The third session of an information-packed day focused on the topics of food security, food sovereignty, and governance of food systems. Dr. Philip Loring introduced and moderated the session, bringing up the contrast between placing special value in food products that are produced in a specific place (such as champagne or Parmigiano Reggiano, for example), and the results of globalization, which has allowed for foods to be produced and sold almost anywhere in the world, prompting a separation from the value of place. Dr. John Devlin then discussed his recent research into genetically modified (GMO) corn, which focuses on why the technology has spread so rapidly in spite of widespread opposition and questions about its safety. We learned about the ways that large agrofood corporations use their financial resources to influence government, academia, and public perception. One provocative question that was raised was why there are so many resources being put into promoting and developing GMOs when traditional foods are not failing us and when the main issue with food security is not production of food but access to the food that is produced.
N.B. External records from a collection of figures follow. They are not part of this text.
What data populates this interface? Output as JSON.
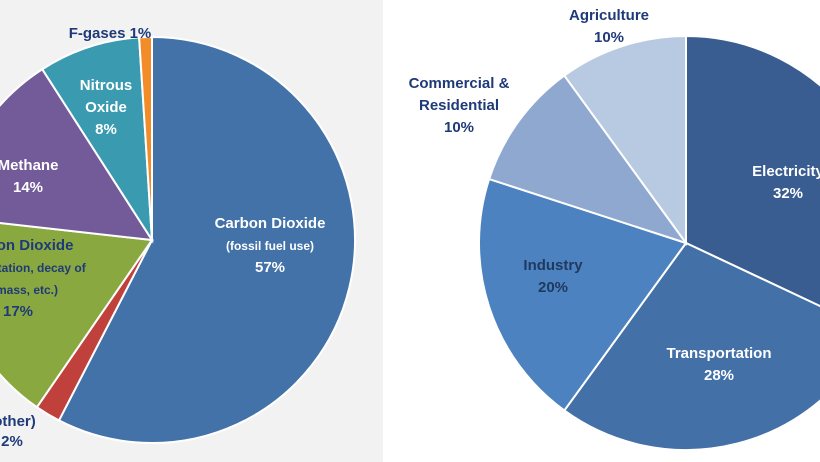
{
  "colors": {
    "left_panel_bg": "#f2f2f2",
    "right_panel_bg": "#ffffff"
  },
  "chart_data": [
    {
      "type": "pie",
      "title": "",
      "start_angle_deg": 0,
      "slices": [
        {
          "label_lines": [
            "Carbon Dioxide",
            "(fossil fuel use)"
          ],
          "value": 57,
          "value_text": "57%",
          "color": "#4272a8",
          "text_color": "#ffffff",
          "label_inside": true
        },
        {
          "label_lines": [],
          "value": 2,
          "value_text": "",
          "color": "#c0403c",
          "text_color": "#1f3a78",
          "label_inside": false
        },
        {
          "label_lines": [
            "Carbon Dioxide",
            "(deforestation, decay of",
            "biomass, etc.)"
          ],
          "value": 17,
          "value_text": "17%",
          "color": "#8aa840",
          "text_color": "#1f3a78",
          "label_inside": true
        },
        {
          "label_lines": [
            "Methane"
          ],
          "value": 14,
          "value_text": "14%",
          "color": "#735a99",
          "text_color": "#ffffff",
          "label_inside": true
        },
        {
          "label_lines": [
            "Nitrous",
            "Oxide"
          ],
          "value": 8,
          "value_text": "8%",
          "color": "#3a9ab0",
          "text_color": "#ffffff",
          "label_inside": true
        },
        {
          "label_lines": [
            "F-gases 1%"
          ],
          "value": 1,
          "value_text": "",
          "color": "#f28c28",
          "text_color": "#1f3a78",
          "label_inside": false
        }
      ],
      "outside_labels": [
        {
          "lines": [
            "(other)",
            "2%"
          ],
          "color": "#1f3a78"
        }
      ]
    },
    {
      "type": "pie",
      "title": "",
      "start_angle_deg": 0,
      "slices": [
        {
          "label_lines": [
            "Electricity"
          ],
          "value": 32,
          "value_text": "32%",
          "color": "#395d91",
          "text_color": "#ffffff",
          "label_inside": true
        },
        {
          "label_lines": [
            "Transportation"
          ],
          "value": 28,
          "value_text": "28%",
          "color": "#4470a8",
          "text_color": "#ffffff",
          "label_inside": true
        },
        {
          "label_lines": [
            "Industry"
          ],
          "value": 20,
          "value_text": "20%",
          "color": "#4d82c0",
          "text_color": "#1f3a60",
          "label_inside": true
        },
        {
          "label_lines": [
            "Commercial &",
            "Residential"
          ],
          "value": 10,
          "value_text": "10%",
          "color": "#8fa8cf",
          "text_color": "#1f3a78",
          "label_inside": false
        },
        {
          "label_lines": [
            "Agriculture"
          ],
          "value": 10,
          "value_text": "10%",
          "color": "#b8c9e2",
          "text_color": "#1f3a78",
          "label_inside": false
        }
      ]
    }
  ]
}
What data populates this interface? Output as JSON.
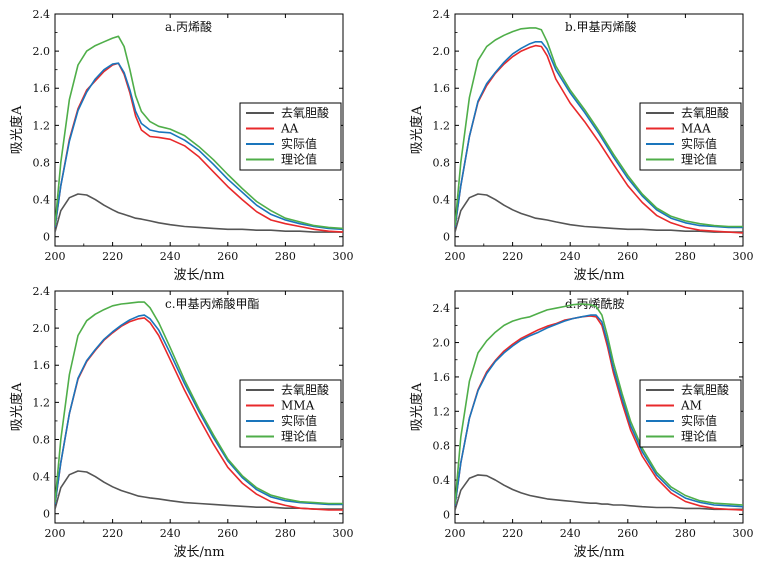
{
  "chart_data": [
    {
      "type": "line",
      "title": "a.丙烯酸",
      "xlabel": "波长/nm",
      "ylabel": "吸光度A",
      "xlim": [
        200,
        300
      ],
      "ylim": [
        -0.1,
        2.4
      ],
      "xticks": [
        200,
        220,
        240,
        260,
        280,
        300
      ],
      "yticks": [
        0,
        0.4,
        0.8,
        1.2,
        1.6,
        2.0,
        2.4
      ],
      "ytick_labels": [
        "0",
        "0.4",
        "0.8",
        "1.2",
        "1.6",
        "2.0",
        "2.4"
      ],
      "legend_position": "middle-right",
      "x": [
        200,
        202,
        205,
        208,
        211,
        214,
        217,
        220,
        222,
        224,
        226,
        228,
        230,
        233,
        236,
        240,
        245,
        250,
        255,
        260,
        265,
        270,
        275,
        280,
        285,
        290,
        295,
        300
      ],
      "series": [
        {
          "name": "去氧胆酸",
          "color": "#555555",
          "values": [
            0.05,
            0.28,
            0.42,
            0.46,
            0.45,
            0.4,
            0.34,
            0.29,
            0.26,
            0.24,
            0.22,
            0.2,
            0.19,
            0.17,
            0.15,
            0.13,
            0.11,
            0.1,
            0.09,
            0.08,
            0.08,
            0.07,
            0.07,
            0.06,
            0.06,
            0.05,
            0.05,
            0.05
          ]
        },
        {
          "name": "AA",
          "color": "#e8292b",
          "values": [
            0.1,
            0.55,
            1.05,
            1.38,
            1.58,
            1.68,
            1.78,
            1.85,
            1.87,
            1.75,
            1.55,
            1.3,
            1.15,
            1.08,
            1.07,
            1.05,
            0.98,
            0.86,
            0.7,
            0.54,
            0.4,
            0.27,
            0.18,
            0.14,
            0.11,
            0.08,
            0.06,
            0.05
          ]
        },
        {
          "name": "实际值",
          "color": "#1a75bc",
          "values": [
            0.1,
            0.55,
            1.03,
            1.36,
            1.56,
            1.7,
            1.8,
            1.86,
            1.87,
            1.77,
            1.58,
            1.35,
            1.22,
            1.15,
            1.13,
            1.12,
            1.04,
            0.93,
            0.78,
            0.62,
            0.48,
            0.34,
            0.24,
            0.18,
            0.14,
            0.11,
            0.09,
            0.08
          ]
        },
        {
          "name": "理论值",
          "color": "#4fae49",
          "values": [
            0.12,
            0.8,
            1.48,
            1.85,
            2.0,
            2.06,
            2.1,
            2.14,
            2.16,
            2.05,
            1.8,
            1.52,
            1.35,
            1.24,
            1.19,
            1.16,
            1.09,
            0.97,
            0.83,
            0.67,
            0.52,
            0.38,
            0.28,
            0.2,
            0.16,
            0.12,
            0.1,
            0.09
          ]
        }
      ]
    },
    {
      "type": "line",
      "title": "b.甲基丙烯酸",
      "xlabel": "波长/nm",
      "ylabel": "吸光度A",
      "xlim": [
        200,
        300
      ],
      "ylim": [
        -0.1,
        2.4
      ],
      "xticks": [
        200,
        220,
        240,
        260,
        280,
        300
      ],
      "yticks": [
        0,
        0.4,
        0.8,
        1.2,
        1.6,
        2.0,
        2.4
      ],
      "ytick_labels": [
        "0",
        "0.4",
        "0.8",
        "1.2",
        "1.6",
        "2.0",
        "2.4"
      ],
      "legend_position": "middle-right",
      "x": [
        200,
        202,
        205,
        208,
        211,
        214,
        217,
        220,
        223,
        226,
        228,
        230,
        232,
        235,
        240,
        245,
        250,
        255,
        260,
        265,
        270,
        275,
        280,
        285,
        290,
        295,
        300
      ],
      "series": [
        {
          "name": "去氧胆酸",
          "color": "#555555",
          "values": [
            0.05,
            0.28,
            0.42,
            0.46,
            0.45,
            0.4,
            0.34,
            0.29,
            0.25,
            0.22,
            0.2,
            0.19,
            0.18,
            0.16,
            0.13,
            0.11,
            0.1,
            0.09,
            0.08,
            0.08,
            0.07,
            0.07,
            0.06,
            0.06,
            0.05,
            0.05,
            0.05
          ]
        },
        {
          "name": "MAA",
          "color": "#e8292b",
          "values": [
            0.1,
            0.55,
            1.08,
            1.45,
            1.63,
            1.76,
            1.86,
            1.94,
            2.0,
            2.04,
            2.06,
            2.05,
            1.95,
            1.7,
            1.44,
            1.24,
            1.02,
            0.78,
            0.55,
            0.37,
            0.23,
            0.15,
            0.1,
            0.07,
            0.06,
            0.05,
            0.04
          ]
        },
        {
          "name": "实际值",
          "color": "#1a75bc",
          "values": [
            0.1,
            0.55,
            1.08,
            1.46,
            1.65,
            1.77,
            1.88,
            1.97,
            2.03,
            2.08,
            2.1,
            2.1,
            2.02,
            1.8,
            1.55,
            1.34,
            1.11,
            0.86,
            0.63,
            0.44,
            0.29,
            0.2,
            0.15,
            0.12,
            0.11,
            0.1,
            0.1
          ]
        },
        {
          "name": "理论值",
          "color": "#4fae49",
          "values": [
            0.12,
            0.8,
            1.5,
            1.9,
            2.05,
            2.12,
            2.17,
            2.21,
            2.24,
            2.25,
            2.25,
            2.23,
            2.1,
            1.84,
            1.58,
            1.37,
            1.14,
            0.89,
            0.66,
            0.46,
            0.31,
            0.22,
            0.17,
            0.14,
            0.12,
            0.11,
            0.11
          ]
        }
      ]
    },
    {
      "type": "line",
      "title": "c.甲基丙烯酸甲酯",
      "xlabel": "波长/nm",
      "ylabel": "吸光度A",
      "xlim": [
        200,
        300
      ],
      "ylim": [
        -0.1,
        2.4
      ],
      "xticks": [
        200,
        220,
        240,
        260,
        280,
        300
      ],
      "yticks": [
        0,
        0.4,
        0.8,
        1.2,
        1.6,
        2.0,
        2.4
      ],
      "ytick_labels": [
        "0",
        "0.4",
        "0.8",
        "1.2",
        "1.6",
        "2.0",
        "2.4"
      ],
      "legend_position": "middle-right",
      "x": [
        200,
        202,
        205,
        208,
        211,
        214,
        217,
        220,
        223,
        226,
        229,
        231,
        233,
        236,
        240,
        245,
        250,
        255,
        260,
        265,
        270,
        275,
        280,
        285,
        290,
        295,
        300
      ],
      "series": [
        {
          "name": "去氧胆酸",
          "color": "#555555",
          "values": [
            0.05,
            0.28,
            0.42,
            0.46,
            0.45,
            0.4,
            0.34,
            0.29,
            0.25,
            0.22,
            0.19,
            0.18,
            0.17,
            0.16,
            0.14,
            0.12,
            0.11,
            0.1,
            0.09,
            0.08,
            0.07,
            0.07,
            0.06,
            0.06,
            0.05,
            0.05,
            0.05
          ]
        },
        {
          "name": "MMA",
          "color": "#e8292b",
          "values": [
            0.1,
            0.55,
            1.08,
            1.45,
            1.64,
            1.76,
            1.87,
            1.95,
            2.02,
            2.07,
            2.1,
            2.11,
            2.06,
            1.92,
            1.66,
            1.33,
            1.03,
            0.75,
            0.5,
            0.33,
            0.21,
            0.13,
            0.09,
            0.06,
            0.05,
            0.04,
            0.04
          ]
        },
        {
          "name": "实际值",
          "color": "#1a75bc",
          "values": [
            0.1,
            0.55,
            1.08,
            1.46,
            1.65,
            1.77,
            1.88,
            1.96,
            2.03,
            2.09,
            2.13,
            2.14,
            2.1,
            1.98,
            1.73,
            1.4,
            1.1,
            0.82,
            0.57,
            0.39,
            0.26,
            0.18,
            0.14,
            0.12,
            0.11,
            0.1,
            0.1
          ]
        },
        {
          "name": "理论值",
          "color": "#4fae49",
          "values": [
            0.12,
            0.8,
            1.5,
            1.92,
            2.08,
            2.15,
            2.2,
            2.24,
            2.26,
            2.27,
            2.28,
            2.28,
            2.22,
            2.06,
            1.79,
            1.44,
            1.13,
            0.85,
            0.59,
            0.41,
            0.28,
            0.2,
            0.16,
            0.13,
            0.12,
            0.11,
            0.11
          ]
        }
      ]
    },
    {
      "type": "line",
      "title": "d.丙烯酰胺",
      "xlabel": "波长/nm",
      "ylabel": "吸光度A",
      "xlim": [
        200,
        300
      ],
      "ylim": [
        -0.1,
        2.6
      ],
      "xticks": [
        200,
        220,
        240,
        260,
        280,
        300
      ],
      "yticks": [
        0,
        0.4,
        0.8,
        1.2,
        1.6,
        2.0,
        2.4
      ],
      "ytick_labels": [
        "0",
        "0.4",
        "0.8",
        "1.2",
        "1.6",
        "2.0",
        "2.4"
      ],
      "legend_position": "middle-right",
      "x": [
        200,
        202,
        205,
        208,
        211,
        214,
        217,
        220,
        223,
        226,
        229,
        232,
        235,
        238,
        241,
        244,
        247,
        249,
        251,
        253,
        255,
        258,
        261,
        265,
        270,
        275,
        280,
        285,
        290,
        295,
        300
      ],
      "series": [
        {
          "name": "去氧胆酸",
          "color": "#555555",
          "values": [
            0.05,
            0.28,
            0.42,
            0.46,
            0.45,
            0.4,
            0.34,
            0.29,
            0.25,
            0.22,
            0.2,
            0.18,
            0.17,
            0.16,
            0.15,
            0.14,
            0.13,
            0.13,
            0.12,
            0.12,
            0.11,
            0.11,
            0.1,
            0.09,
            0.08,
            0.08,
            0.07,
            0.07,
            0.06,
            0.06,
            0.06
          ]
        },
        {
          "name": "AM",
          "color": "#e8292b",
          "values": [
            0.1,
            0.6,
            1.12,
            1.45,
            1.66,
            1.79,
            1.9,
            1.98,
            2.05,
            2.1,
            2.15,
            2.19,
            2.22,
            2.26,
            2.28,
            2.3,
            2.31,
            2.3,
            2.2,
            1.95,
            1.65,
            1.3,
            0.98,
            0.68,
            0.42,
            0.25,
            0.15,
            0.1,
            0.07,
            0.06,
            0.05
          ]
        },
        {
          "name": "实际值",
          "color": "#1a75bc",
          "values": [
            0.1,
            0.6,
            1.12,
            1.44,
            1.64,
            1.78,
            1.88,
            1.96,
            2.03,
            2.08,
            2.12,
            2.17,
            2.21,
            2.25,
            2.28,
            2.3,
            2.32,
            2.32,
            2.24,
            2.0,
            1.7,
            1.35,
            1.03,
            0.73,
            0.46,
            0.29,
            0.19,
            0.14,
            0.11,
            0.1,
            0.09
          ]
        },
        {
          "name": "理论值",
          "color": "#4fae49",
          "values": [
            0.12,
            0.9,
            1.55,
            1.88,
            2.02,
            2.12,
            2.2,
            2.25,
            2.28,
            2.3,
            2.34,
            2.38,
            2.4,
            2.42,
            2.44,
            2.45,
            2.44,
            2.42,
            2.32,
            2.07,
            1.77,
            1.41,
            1.08,
            0.77,
            0.49,
            0.32,
            0.22,
            0.16,
            0.13,
            0.12,
            0.11
          ]
        }
      ]
    }
  ]
}
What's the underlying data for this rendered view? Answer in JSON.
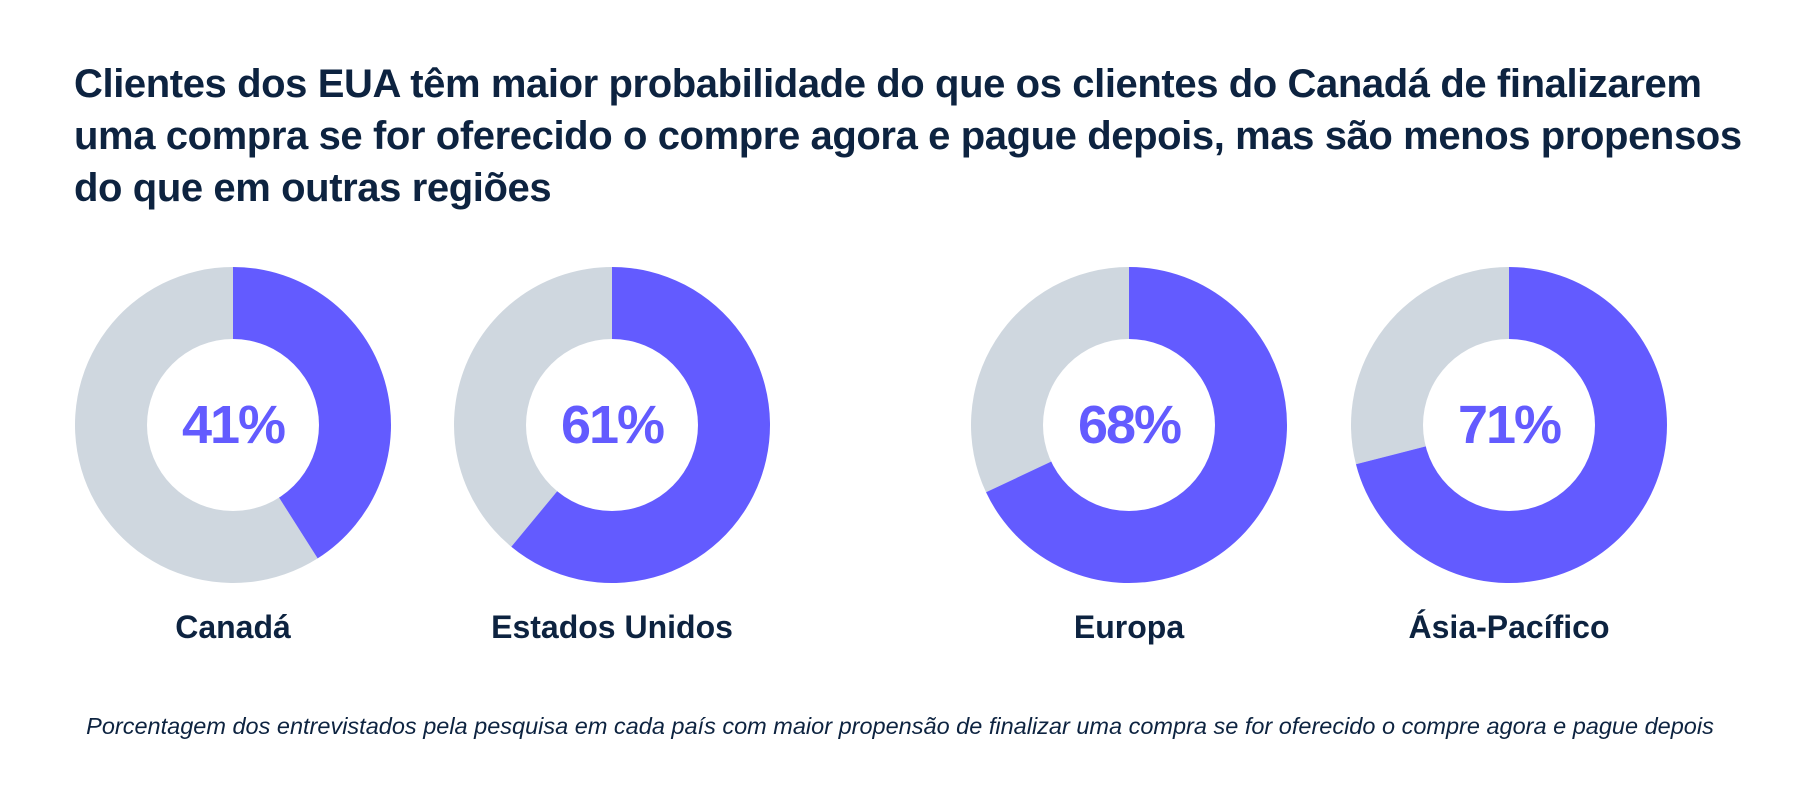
{
  "header": {
    "title": "Clientes dos EUA têm maior probabilidade do que os clientes do Canadá de finalizarem uma compra se for oferecido o compre agora e pague depois, mas são menos propensos do que em outras regiões"
  },
  "footer": {
    "caption": "Porcentagem dos entrevistados pela pesquisa em cada país com maior propensão de finalizar uma compra se for oferecido o compre agora e pague depois"
  },
  "colors": {
    "accent": "#635bff",
    "remainder": "#cfd7df",
    "text": "#0d2340"
  },
  "chart_data": {
    "type": "pie",
    "variant": "donut",
    "title": "Clientes dos EUA têm maior probabilidade do que os clientes do Canadá de finalizarem uma compra se for oferecido o compre agora e pague depois, mas são menos propensos do que em outras regiões",
    "categories": [
      "Canadá",
      "Estados Unidos",
      "Europa",
      "Ásia-Pacífico"
    ],
    "values": [
      41,
      61,
      68,
      71
    ],
    "value_labels": [
      "41%",
      "61%",
      "68%",
      "71%"
    ],
    "unit": "%",
    "max": 100
  }
}
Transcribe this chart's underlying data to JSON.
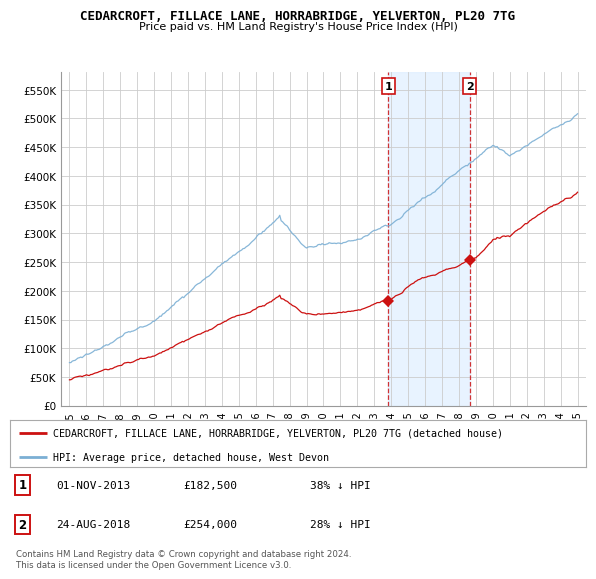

Next we heard from a couple of guests from a local university. Dr. Feliu Lopez Gelats, from the University of Vic-Central University of Catalonia (UVic) discussed agroecology and proposed that we can look at it as a form of resistance by peasant farmers to capitalism, placing it in the context of other resistance movements. Dr. Marta G. Rivera Ferre, also from UVic, explained that her research has found that a variety of organizations which have devised policies promoting agroecology all have different narratives about what agroecology is—none of them encompass the full meaning of agroecology.
Finally, Dr. Victoria Soldevila introduced us to the concept of food regimes. She compared the past two food regimes with the one we are currently in, and the reasons for food insecurity in each regime, concluding that past food regimes were not able to solve the problem of food insecurity and that it does not seem that our current one will either. We ended the session with a stimulating whole-class discussion, after which the teams had some time to discuss their projects. It was a very full day at ICRPS!